ROGER EBERT

The Daily Illini: 1961-64
Editor-in-chief, 1963-64
WPGU: 1961-63

University of Illinois:
B.S. Journalism, 1964

Urbana native Roger Ebert’s Pulitzer Prize-winning career began at the age of 15 when he wrote sports for the Champaign-Urbana News Gazette. By his mid-20s, the Chicago Sun-Times hired him, making him a film critic just six months later. Ebert’s zeal for and knowledge of film earned him a 1975 Pulitzer Prize for film criticism, and his work as a critic — in print and television — has made him an American icon.

Ebert’s Sun-Times column is syndicated in more than 200 newspapers and his weekly film review program, “Ebert & Roeper” appears on more than 200 stations. Ebert partnered with the late Chicago Tribune film critic Gene Siskel to pioneer his first television program, which began in 1974. Siskel and Ebert were widely known for their thumbs-up and thumbs-down movie rankings. He also hosts the live pre- and post-Academy Award broadcast for KABC-TV and is the co-host of the Cannes Film Festival awards on the Independent Film Channel. Author of 15 books, Ebert’s 2002 The Great Movies was a best-seller.

Ebert also works with college students, lecturing at the University of Chicago Fine Arts Program. He is an adjunct professor of cinema and media studies at the University of Illinois. He is known for conducting shot-by-shot film analyses at universities, film institutes and select film festivals.

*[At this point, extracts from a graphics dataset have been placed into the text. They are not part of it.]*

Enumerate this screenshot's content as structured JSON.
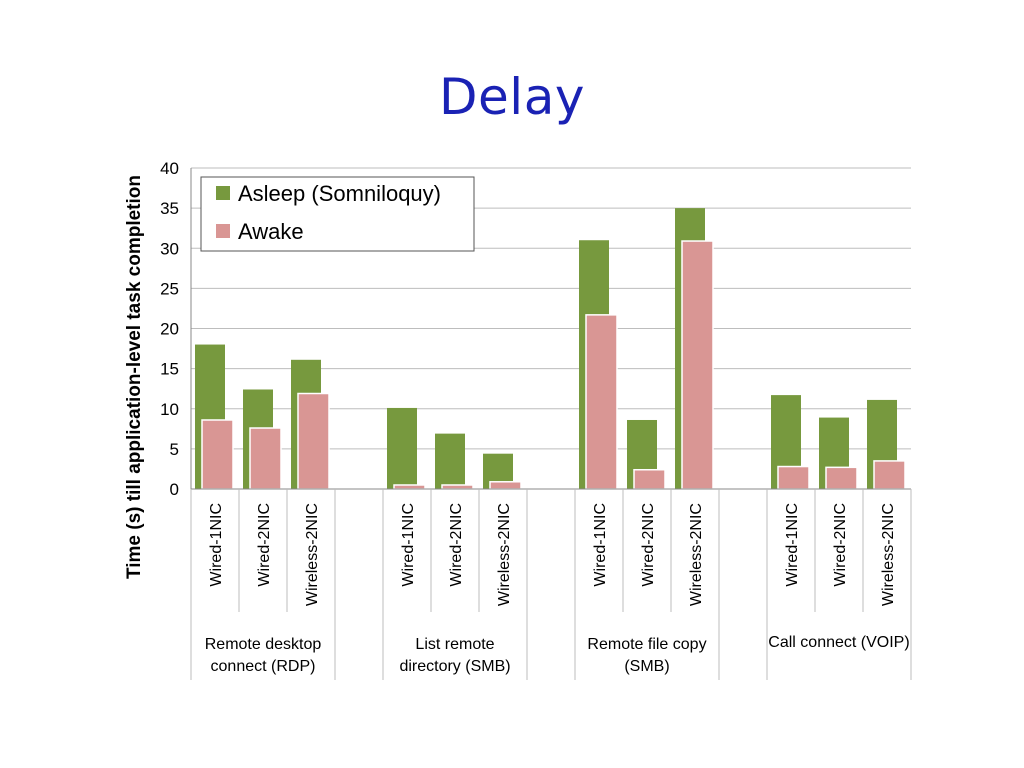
{
  "slide_title": "Delay",
  "chart_data": {
    "type": "bar",
    "ylabel": "Time (s) till application-level task completion",
    "ylim": [
      0,
      40
    ],
    "yticks": [
      0,
      5,
      10,
      15,
      20,
      25,
      30,
      35,
      40
    ],
    "grid": true,
    "legend_position": "top-left",
    "groups": [
      {
        "label": "Remote desktop connect (RDP)",
        "label_lines": [
          "Remote desktop",
          "connect (RDP)"
        ]
      },
      {
        "label": "List remote directory (SMB)",
        "label_lines": [
          "List remote",
          "directory (SMB)"
        ]
      },
      {
        "label": "Remote file copy (SMB)",
        "label_lines": [
          "Remote file copy",
          "(SMB)"
        ]
      },
      {
        "label": "Call connect (VOIP)",
        "label_lines": [
          "Call connect (VOIP)"
        ]
      }
    ],
    "subcategories": [
      "Wired-1NIC",
      "Wired-2NIC",
      "Wireless-2NIC"
    ],
    "series": [
      {
        "name": "Asleep (Somniloquy)",
        "color": "#77993e",
        "values": [
          18,
          12.4,
          16.1,
          10.1,
          6.9,
          4.4,
          31,
          8.6,
          35,
          11.7,
          8.9,
          11.1
        ]
      },
      {
        "name": "Awake",
        "color": "#d99694",
        "values": [
          8.6,
          7.6,
          11.9,
          0.5,
          0.5,
          0.9,
          21.7,
          2.4,
          30.9,
          2.8,
          2.7,
          3.5
        ]
      }
    ]
  }
}
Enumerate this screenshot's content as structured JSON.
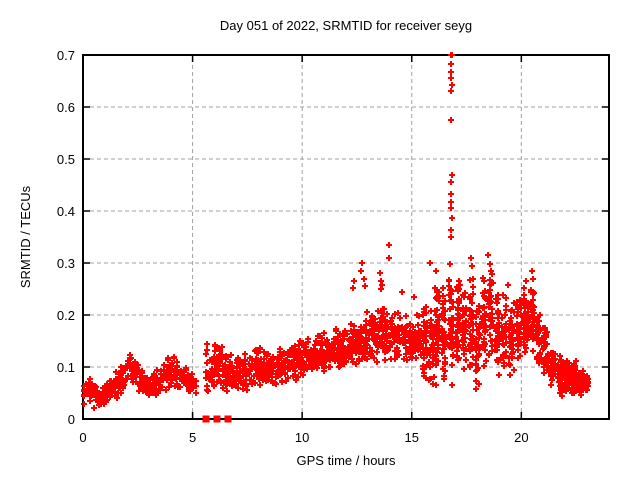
{
  "window": {
    "background": "#ffffff",
    "text_color": "#000000"
  },
  "chart_data": {
    "type": "scatter",
    "title": "Day 051 of 2022, SRMTID for receiver seyg",
    "xlabel": "GPS time / hours",
    "ylabel": "SRMTID / TECUs",
    "xlim": [
      0,
      24
    ],
    "ylim": [
      0,
      0.7
    ],
    "xticks": [
      [
        0,
        "0"
      ],
      [
        5,
        "5"
      ],
      [
        10,
        "10"
      ],
      [
        15,
        "15"
      ],
      [
        20,
        "20"
      ]
    ],
    "yticks": [
      [
        0,
        "0"
      ],
      [
        0.1,
        "0.1"
      ],
      [
        0.2,
        "0.2"
      ],
      [
        0.3,
        "0.3"
      ],
      [
        0.4,
        "0.4"
      ],
      [
        0.5,
        "0.5"
      ],
      [
        0.6,
        "0.6"
      ],
      [
        0.7,
        "0.7"
      ]
    ],
    "grid": {
      "show": true,
      "color": "#a0a0a0",
      "dash": "4,3"
    },
    "frame_color": "#000000",
    "legend": false,
    "marker": {
      "shape": "plus",
      "color": "#ff0000",
      "size": 7,
      "stroke_width": 2
    },
    "seed": 2022051,
    "band": [
      {
        "x": 0.0,
        "lo": 0.025,
        "hi": 0.085,
        "d": 62
      },
      {
        "x": 0.35,
        "lo": 0.02,
        "hi": 0.09,
        "d": 70
      },
      {
        "x": 0.8,
        "lo": 0.015,
        "hi": 0.06,
        "d": 70
      },
      {
        "x": 1.3,
        "lo": 0.03,
        "hi": 0.085,
        "d": 70
      },
      {
        "x": 1.8,
        "lo": 0.05,
        "hi": 0.115,
        "d": 70
      },
      {
        "x": 2.2,
        "lo": 0.06,
        "hi": 0.13,
        "d": 70
      },
      {
        "x": 2.6,
        "lo": 0.05,
        "hi": 0.115,
        "d": 70
      },
      {
        "x": 3.05,
        "lo": 0.035,
        "hi": 0.08,
        "d": 70
      },
      {
        "x": 3.5,
        "lo": 0.04,
        "hi": 0.1,
        "d": 70
      },
      {
        "x": 4.0,
        "lo": 0.06,
        "hi": 0.125,
        "d": 68
      },
      {
        "x": 4.45,
        "lo": 0.05,
        "hi": 0.115,
        "d": 64
      },
      {
        "x": 4.85,
        "lo": 0.04,
        "hi": 0.1,
        "d": 58
      },
      {
        "x": 5.2,
        "lo": 0.045,
        "hi": 0.085,
        "d": 48
      },
      {
        "x": 5.6,
        "lo": 0.04,
        "hi": 0.165,
        "d": 85,
        "gap": true
      },
      {
        "x": 5.9,
        "lo": 0.05,
        "hi": 0.15,
        "d": 85
      },
      {
        "x": 6.2,
        "lo": 0.05,
        "hi": 0.16,
        "d": 85
      },
      {
        "x": 6.55,
        "lo": 0.04,
        "hi": 0.145,
        "d": 85
      },
      {
        "x": 7.0,
        "lo": 0.05,
        "hi": 0.125,
        "d": 80
      },
      {
        "x": 7.5,
        "lo": 0.05,
        "hi": 0.13,
        "d": 80
      },
      {
        "x": 8.0,
        "lo": 0.055,
        "hi": 0.14,
        "d": 80
      },
      {
        "x": 8.5,
        "lo": 0.06,
        "hi": 0.135,
        "d": 80
      },
      {
        "x": 9.0,
        "lo": 0.06,
        "hi": 0.145,
        "d": 84
      },
      {
        "x": 9.5,
        "lo": 0.07,
        "hi": 0.15,
        "d": 84
      },
      {
        "x": 10.0,
        "lo": 0.075,
        "hi": 0.16,
        "d": 86
      },
      {
        "x": 10.5,
        "lo": 0.08,
        "hi": 0.165,
        "d": 86
      },
      {
        "x": 11.0,
        "lo": 0.08,
        "hi": 0.17,
        "d": 88
      },
      {
        "x": 11.5,
        "lo": 0.085,
        "hi": 0.18,
        "d": 88
      },
      {
        "x": 12.0,
        "lo": 0.09,
        "hi": 0.19,
        "d": 90
      },
      {
        "x": 12.5,
        "lo": 0.09,
        "hi": 0.215,
        "d": 90
      },
      {
        "x": 13.0,
        "lo": 0.095,
        "hi": 0.21,
        "d": 90
      },
      {
        "x": 13.5,
        "lo": 0.1,
        "hi": 0.225,
        "d": 90
      },
      {
        "x": 14.0,
        "lo": 0.1,
        "hi": 0.22,
        "d": 88
      },
      {
        "x": 14.5,
        "lo": 0.105,
        "hi": 0.21,
        "d": 84
      },
      {
        "x": 15.0,
        "lo": 0.09,
        "hi": 0.2,
        "d": 80
      },
      {
        "x": 15.45,
        "lo": 0.08,
        "hi": 0.21,
        "d": 75
      }
    ],
    "columns": [
      {
        "x": 15.6,
        "w": 0.1,
        "lo": 0.07,
        "hi": 0.24,
        "n": 35
      },
      {
        "x": 15.9,
        "w": 0.1,
        "lo": 0.06,
        "hi": 0.22,
        "n": 32
      },
      {
        "x": 16.15,
        "w": 0.09,
        "lo": 0.05,
        "hi": 0.27,
        "n": 38
      },
      {
        "x": 16.45,
        "w": 0.09,
        "lo": 0.06,
        "hi": 0.26,
        "n": 38
      },
      {
        "x": 16.8,
        "w": 0.1,
        "lo": 0.05,
        "hi": 0.34,
        "n": 45
      },
      {
        "x": 17.1,
        "w": 0.09,
        "lo": 0.07,
        "hi": 0.28,
        "n": 38
      },
      {
        "x": 17.4,
        "w": 0.09,
        "lo": 0.08,
        "hi": 0.26,
        "n": 35
      },
      {
        "x": 17.7,
        "w": 0.09,
        "lo": 0.06,
        "hi": 0.29,
        "n": 38
      },
      {
        "x": 18.0,
        "w": 0.1,
        "lo": 0.05,
        "hi": 0.24,
        "n": 35
      },
      {
        "x": 18.3,
        "w": 0.09,
        "lo": 0.08,
        "hi": 0.28,
        "n": 38
      },
      {
        "x": 18.6,
        "w": 0.09,
        "lo": 0.09,
        "hi": 0.3,
        "n": 38
      },
      {
        "x": 18.9,
        "w": 0.1,
        "lo": 0.07,
        "hi": 0.25,
        "n": 35
      },
      {
        "x": 19.2,
        "w": 0.1,
        "lo": 0.09,
        "hi": 0.24,
        "n": 35
      },
      {
        "x": 19.55,
        "w": 0.12,
        "lo": 0.08,
        "hi": 0.23,
        "n": 35
      },
      {
        "x": 19.9,
        "w": 0.1,
        "lo": 0.1,
        "hi": 0.25,
        "n": 38
      },
      {
        "x": 20.2,
        "w": 0.1,
        "lo": 0.12,
        "hi": 0.26,
        "n": 40
      },
      {
        "x": 20.5,
        "w": 0.1,
        "lo": 0.12,
        "hi": 0.27,
        "n": 40
      },
      {
        "x": 20.8,
        "w": 0.1,
        "lo": 0.09,
        "hi": 0.21,
        "n": 35
      },
      {
        "x": 21.1,
        "w": 0.1,
        "lo": 0.08,
        "hi": 0.19,
        "n": 35
      },
      {
        "x": 21.45,
        "w": 0.12,
        "lo": 0.05,
        "hi": 0.15,
        "n": 40
      },
      {
        "x": 21.8,
        "w": 0.12,
        "lo": 0.04,
        "hi": 0.13,
        "n": 45
      },
      {
        "x": 22.1,
        "w": 0.12,
        "lo": 0.04,
        "hi": 0.12,
        "n": 55
      },
      {
        "x": 22.4,
        "w": 0.12,
        "lo": 0.04,
        "hi": 0.115,
        "n": 55
      },
      {
        "x": 22.7,
        "w": 0.12,
        "lo": 0.045,
        "hi": 0.1,
        "n": 45
      },
      {
        "x": 22.95,
        "w": 0.1,
        "lo": 0.05,
        "hi": 0.09,
        "n": 25
      }
    ],
    "outliers": [
      [
        12.3,
        0.252
      ],
      [
        12.35,
        0.265
      ],
      [
        12.7,
        0.285
      ],
      [
        12.75,
        0.3
      ],
      [
        12.8,
        0.27
      ],
      [
        12.85,
        0.255
      ],
      [
        13.55,
        0.28
      ],
      [
        13.6,
        0.265
      ],
      [
        13.65,
        0.258
      ],
      [
        13.6,
        0.25
      ],
      [
        13.95,
        0.335
      ],
      [
        13.95,
        0.31
      ],
      [
        14.55,
        0.245
      ],
      [
        15.1,
        0.235
      ],
      [
        15.85,
        0.3
      ],
      [
        16.1,
        0.285
      ],
      [
        16.15,
        0.245
      ],
      [
        16.78,
        0.7
      ],
      [
        16.84,
        0.7
      ],
      [
        16.81,
        0.683
      ],
      [
        16.8,
        0.668
      ],
      [
        16.79,
        0.656
      ],
      [
        16.82,
        0.643
      ],
      [
        16.8,
        0.63
      ],
      [
        16.8,
        0.575
      ],
      [
        16.82,
        0.47
      ],
      [
        16.79,
        0.455
      ],
      [
        16.81,
        0.432
      ],
      [
        16.8,
        0.417
      ],
      [
        16.78,
        0.405
      ],
      [
        16.82,
        0.386
      ],
      [
        16.8,
        0.363
      ],
      [
        16.79,
        0.35
      ],
      [
        17.7,
        0.31
      ],
      [
        17.75,
        0.295
      ],
      [
        18.5,
        0.315
      ],
      [
        18.55,
        0.298
      ],
      [
        18.6,
        0.285
      ],
      [
        19.4,
        0.258
      ],
      [
        20.2,
        0.265
      ],
      [
        20.5,
        0.285
      ],
      [
        20.55,
        0.27
      ]
    ],
    "zero_markers": [
      5.61,
      6.11,
      6.61
    ]
  }
}
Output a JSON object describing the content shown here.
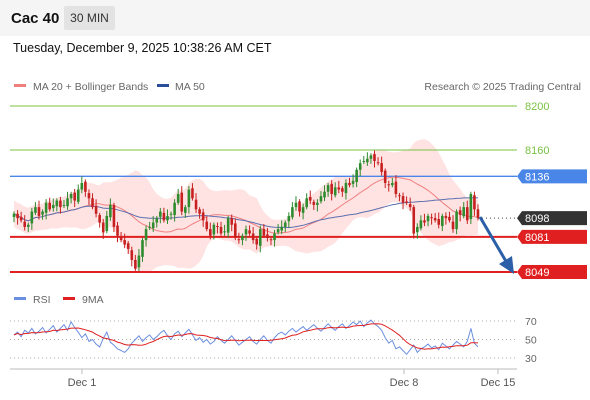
{
  "header": {
    "instrument": "Cac 40",
    "timeframe": "30 MIN"
  },
  "datetime": "Tuesday, December 9, 2025 10:38:26 AM CET",
  "legend": {
    "ma20_label": "MA 20 + Bollinger Bands",
    "ma50_label": "MA 50",
    "credit": "Research © 2025 Trading Central"
  },
  "rsi_legend": {
    "rsi_label": "RSI",
    "ma_label": "9MA"
  },
  "colors": {
    "ma20": "#f08080",
    "bollinger": "#ffd6d6",
    "ma50": "#5b6fae",
    "bull": "#2e8b2e",
    "bear": "#c62020",
    "green_level": "#7ac142",
    "blue_level": "#4a86e8",
    "red_level": "#e02020",
    "arrow": "#2b5fa8",
    "last_price_bg": "#333333",
    "rsi": "#6b8fe0",
    "rsi_ma": "#e02020"
  },
  "chart_data": {
    "type": "candlestick",
    "ylim": [
      8035,
      8210
    ],
    "x_ticks": [
      "Dec 1",
      "Dec 8",
      "Dec 15"
    ],
    "levels": [
      {
        "value": 8200,
        "label": "8200",
        "style": "green"
      },
      {
        "value": 8160,
        "label": "8160",
        "style": "green"
      },
      {
        "value": 8136,
        "label": "8136",
        "style": "blue"
      },
      {
        "value": 8098,
        "label": "8098",
        "style": "last"
      },
      {
        "value": 8081,
        "label": "8081",
        "style": "red"
      },
      {
        "value": 8049,
        "label": "8049",
        "style": "red"
      }
    ],
    "closes": [
      8102,
      8098,
      8096,
      8090,
      8092,
      8104,
      8108,
      8100,
      8104,
      8112,
      8106,
      8110,
      8114,
      8108,
      8110,
      8116,
      8120,
      8114,
      8124,
      8130,
      8122,
      8116,
      8108,
      8102,
      8094,
      8085,
      8100,
      8110,
      8090,
      8082,
      8078,
      8074,
      8070,
      8060,
      8052,
      8064,
      8078,
      8088,
      8090,
      8094,
      8098,
      8104,
      8096,
      8100,
      8102,
      8112,
      8120,
      8104,
      8108,
      8124,
      8116,
      8106,
      8102,
      8096,
      8088,
      8082,
      8092,
      8090,
      8084,
      8086,
      8098,
      8092,
      8080,
      8078,
      8082,
      8088,
      8084,
      8078,
      8074,
      8088,
      8082,
      8080,
      8078,
      8084,
      8088,
      8090,
      8094,
      8100,
      8108,
      8112,
      8104,
      8108,
      8116,
      8114,
      8110,
      8112,
      8118,
      8122,
      8128,
      8120,
      8126,
      8124,
      8122,
      8130,
      8128,
      8132,
      8142,
      8148,
      8150,
      8152,
      8155,
      8150,
      8148,
      8140,
      8130,
      8128,
      8130,
      8120,
      8118,
      8112,
      8112,
      8108,
      8084,
      8090,
      8096,
      8094,
      8100,
      8098,
      8096,
      8092,
      8100,
      8098,
      8096,
      8088,
      8104,
      8101,
      8108,
      8096,
      8120,
      8106,
      8098
    ],
    "rsi": {
      "levels": [
        70,
        50,
        30
      ],
      "ylim": [
        22,
        78
      ],
      "values": [
        55,
        58,
        53,
        60,
        57,
        62,
        56,
        59,
        63,
        57,
        61,
        65,
        58,
        62,
        66,
        60,
        69,
        63,
        58,
        52,
        56,
        48,
        50,
        45,
        42,
        51,
        58,
        47,
        44,
        40,
        38,
        36,
        40,
        46,
        50,
        54,
        48,
        52,
        55,
        50,
        53,
        57,
        60,
        54,
        50,
        56,
        59,
        53,
        57,
        61,
        55,
        49,
        52,
        47,
        50,
        45,
        48,
        53,
        49,
        46,
        50,
        54,
        49,
        44,
        47,
        50,
        53,
        48,
        45,
        50,
        54,
        49,
        46,
        52,
        56,
        58,
        55,
        59,
        62,
        58,
        61,
        64,
        60,
        63,
        66,
        62,
        59,
        63,
        67,
        63,
        60,
        64,
        67,
        62,
        65,
        69,
        66,
        70,
        64,
        68,
        71,
        67,
        64,
        60,
        52,
        46,
        49,
        40,
        42,
        38,
        34,
        39,
        44,
        36,
        40,
        42,
        45,
        41,
        43,
        39,
        46,
        43,
        40,
        44,
        48,
        45,
        42,
        48,
        62,
        46,
        42
      ]
    }
  }
}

In 1999, he launched his annual Roger Ebert’s Overlooked Film Festival, presented each April in Champaign-Urbana. Ebert and his wife, Chaz, personally welcome festival-goers, who are treated to Ebert’s post-film interviews with directors, producers and stars. Ebert earned his own star on the Hollywood Walk of Fame in 2005.

This bio was written at the time of Roger Ebert’s inauguration into the 2006 Illini Media Hall of Fame. Mr. Ebert died in April 2013.